Literature in Translation

Teaching Issues and Reading Practices

Edited by Carol Maier and Francoise Massardier-Kenney

New pedagogy for studying literature in translation

In the last several decades, literary works from around the world have made their way onto the reading lists of American university and college courses in an increasingly wide variety of disciplines. This is a cause for rejoicing. Through works in translation, students in our mostly monolingual society are at last becoming acquainted with the multilingual and multicultural world in which they will live and work. Many instructors have expanded their reach to teach texts that originate from across the globe. Unfortunately, literature in English translation is frequently taught as if it had been written in English, and students are not made familiar with the cultural, linguistic, and literary context in which that literature was produced. As a result, they submit what they read to their own cultural expectations; they do not read in translation and do not reap the benefits of intercultural communication.
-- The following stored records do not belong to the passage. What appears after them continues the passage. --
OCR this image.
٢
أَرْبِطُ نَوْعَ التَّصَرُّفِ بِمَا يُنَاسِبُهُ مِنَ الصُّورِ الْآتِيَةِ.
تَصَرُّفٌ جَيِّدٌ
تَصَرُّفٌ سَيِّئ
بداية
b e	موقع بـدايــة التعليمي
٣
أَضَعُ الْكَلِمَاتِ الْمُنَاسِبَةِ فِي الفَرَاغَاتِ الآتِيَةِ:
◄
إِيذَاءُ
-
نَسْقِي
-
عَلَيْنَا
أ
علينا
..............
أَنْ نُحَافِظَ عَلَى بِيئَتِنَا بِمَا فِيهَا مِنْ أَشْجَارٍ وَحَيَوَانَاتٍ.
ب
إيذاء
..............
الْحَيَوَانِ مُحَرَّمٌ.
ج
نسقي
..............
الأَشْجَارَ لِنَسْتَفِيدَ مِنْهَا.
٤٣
Here a true challenge arises for an instructor. Books in translation seldom contain introductory information about the mediation that translation implies or the stakes involved in the transfer of cultural information. Instructors are often left to find their own material about the author or the culture of the source text. Lacking the appropriate pedagogical tools, they struggle to provide information about either the original work or about translation itself, and they might feel uneasy about teaching material for which they lack adequate preparation. Consequently, they restrict themselves to well-known works in translation or works from other countries originally written in English.

Literature in Translation: Teaching Issues and Reading Practices squarely addresses this pedagogical lack. The book's sixteen essays provide for instructors a context in which to teach works from a variety of languages and cultures in ways that highlight the effects of linguistic and cultural transfers.